Por la zona se venden productos regionales biológicos en granjas y antiguos talleres reconvertidos, especialmente quesos, frutas y verduras de las huertas cercanas. Como en Marsanne, al límite de un bosque de 1.134 hectáreas, un lugar que propone un día tranquilo y apacible para el turismo ecológico. Marsanne fue la cuna de Emile Loubet (1838-1929), primer presidente de la República, nacido no de las élites dirigentes, sino del pueblo llano. Su septenado aportó la Exposición Universal de París de 1900, dio fuste a la ley sobre la libertad de asociación (1901), estipuló el reclutamiento militar igualitario e impuso definitivamente la separación de la Iglesia y el Estado (1904).

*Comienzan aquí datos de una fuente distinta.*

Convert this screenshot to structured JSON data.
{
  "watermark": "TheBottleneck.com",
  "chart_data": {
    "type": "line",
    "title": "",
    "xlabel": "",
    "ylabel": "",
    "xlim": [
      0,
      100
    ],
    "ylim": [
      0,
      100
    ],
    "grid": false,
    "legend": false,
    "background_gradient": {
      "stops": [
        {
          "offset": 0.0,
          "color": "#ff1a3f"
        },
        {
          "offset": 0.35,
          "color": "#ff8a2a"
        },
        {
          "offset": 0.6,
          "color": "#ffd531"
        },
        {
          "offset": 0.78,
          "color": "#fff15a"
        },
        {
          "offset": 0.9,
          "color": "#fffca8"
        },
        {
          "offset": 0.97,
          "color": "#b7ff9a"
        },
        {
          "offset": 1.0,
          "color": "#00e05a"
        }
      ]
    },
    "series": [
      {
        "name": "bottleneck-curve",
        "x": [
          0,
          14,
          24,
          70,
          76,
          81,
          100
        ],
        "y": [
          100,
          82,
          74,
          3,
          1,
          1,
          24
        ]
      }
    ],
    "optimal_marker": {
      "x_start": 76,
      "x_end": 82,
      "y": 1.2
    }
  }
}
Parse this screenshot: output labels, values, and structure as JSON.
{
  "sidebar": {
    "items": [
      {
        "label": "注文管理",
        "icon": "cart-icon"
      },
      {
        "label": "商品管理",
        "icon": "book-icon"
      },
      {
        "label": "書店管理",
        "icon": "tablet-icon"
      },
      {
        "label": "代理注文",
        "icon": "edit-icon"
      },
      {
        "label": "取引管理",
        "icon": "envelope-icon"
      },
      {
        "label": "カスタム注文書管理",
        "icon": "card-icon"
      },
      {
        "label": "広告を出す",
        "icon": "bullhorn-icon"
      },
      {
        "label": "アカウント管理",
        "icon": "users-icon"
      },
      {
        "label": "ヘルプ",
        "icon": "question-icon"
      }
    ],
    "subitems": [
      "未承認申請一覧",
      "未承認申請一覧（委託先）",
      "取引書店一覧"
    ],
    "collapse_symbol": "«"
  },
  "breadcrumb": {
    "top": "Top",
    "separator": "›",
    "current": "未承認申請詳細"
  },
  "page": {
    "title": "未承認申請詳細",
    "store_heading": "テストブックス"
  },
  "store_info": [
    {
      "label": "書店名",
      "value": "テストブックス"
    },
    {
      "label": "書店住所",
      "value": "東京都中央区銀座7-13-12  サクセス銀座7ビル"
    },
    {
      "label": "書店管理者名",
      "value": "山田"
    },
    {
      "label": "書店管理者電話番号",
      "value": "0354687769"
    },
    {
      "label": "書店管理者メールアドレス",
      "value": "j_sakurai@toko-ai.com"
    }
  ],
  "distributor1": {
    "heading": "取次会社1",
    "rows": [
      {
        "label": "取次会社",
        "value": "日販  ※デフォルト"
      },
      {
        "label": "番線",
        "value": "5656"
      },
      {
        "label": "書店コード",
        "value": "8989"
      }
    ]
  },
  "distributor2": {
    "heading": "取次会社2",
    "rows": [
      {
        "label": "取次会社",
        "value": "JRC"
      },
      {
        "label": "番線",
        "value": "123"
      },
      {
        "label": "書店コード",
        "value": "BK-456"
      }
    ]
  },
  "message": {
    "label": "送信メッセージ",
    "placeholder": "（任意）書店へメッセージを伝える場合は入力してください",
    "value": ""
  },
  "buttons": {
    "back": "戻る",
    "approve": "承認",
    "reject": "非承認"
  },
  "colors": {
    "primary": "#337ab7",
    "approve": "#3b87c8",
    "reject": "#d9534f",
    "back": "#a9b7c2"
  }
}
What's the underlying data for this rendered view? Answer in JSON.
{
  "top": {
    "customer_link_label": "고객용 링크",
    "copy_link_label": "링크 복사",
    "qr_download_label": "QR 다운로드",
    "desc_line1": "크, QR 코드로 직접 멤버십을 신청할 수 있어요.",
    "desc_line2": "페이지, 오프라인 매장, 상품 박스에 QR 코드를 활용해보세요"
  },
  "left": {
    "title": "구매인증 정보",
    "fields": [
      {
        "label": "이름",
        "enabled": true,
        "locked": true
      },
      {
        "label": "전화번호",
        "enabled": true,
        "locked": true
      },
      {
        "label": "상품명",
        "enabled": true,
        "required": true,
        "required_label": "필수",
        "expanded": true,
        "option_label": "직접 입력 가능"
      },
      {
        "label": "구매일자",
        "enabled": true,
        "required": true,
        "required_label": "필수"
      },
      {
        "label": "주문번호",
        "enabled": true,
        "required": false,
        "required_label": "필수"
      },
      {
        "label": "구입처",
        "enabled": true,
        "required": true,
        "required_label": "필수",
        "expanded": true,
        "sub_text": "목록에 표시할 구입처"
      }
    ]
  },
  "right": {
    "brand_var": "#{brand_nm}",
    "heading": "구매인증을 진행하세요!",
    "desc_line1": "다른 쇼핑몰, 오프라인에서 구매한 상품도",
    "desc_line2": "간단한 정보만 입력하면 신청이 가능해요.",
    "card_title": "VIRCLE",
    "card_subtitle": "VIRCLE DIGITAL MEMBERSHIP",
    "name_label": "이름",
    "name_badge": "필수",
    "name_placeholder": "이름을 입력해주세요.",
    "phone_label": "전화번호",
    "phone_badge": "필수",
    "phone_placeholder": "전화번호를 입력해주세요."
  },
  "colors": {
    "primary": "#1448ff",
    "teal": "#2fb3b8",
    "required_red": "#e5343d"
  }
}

El viajero se aleja de esta zona con el sentimiento de dejar muchos rincones sin hollar, pero, de pronto, recuerda las palabras de Madame de Sévigné: "Oídos, ¿no habéis escuchado decir: lo que está diferido no está perdido?", y se siente feliz, llevándose a casa un tesoro recaudado, frágil de sentimientos pero caudaloso de imágenes.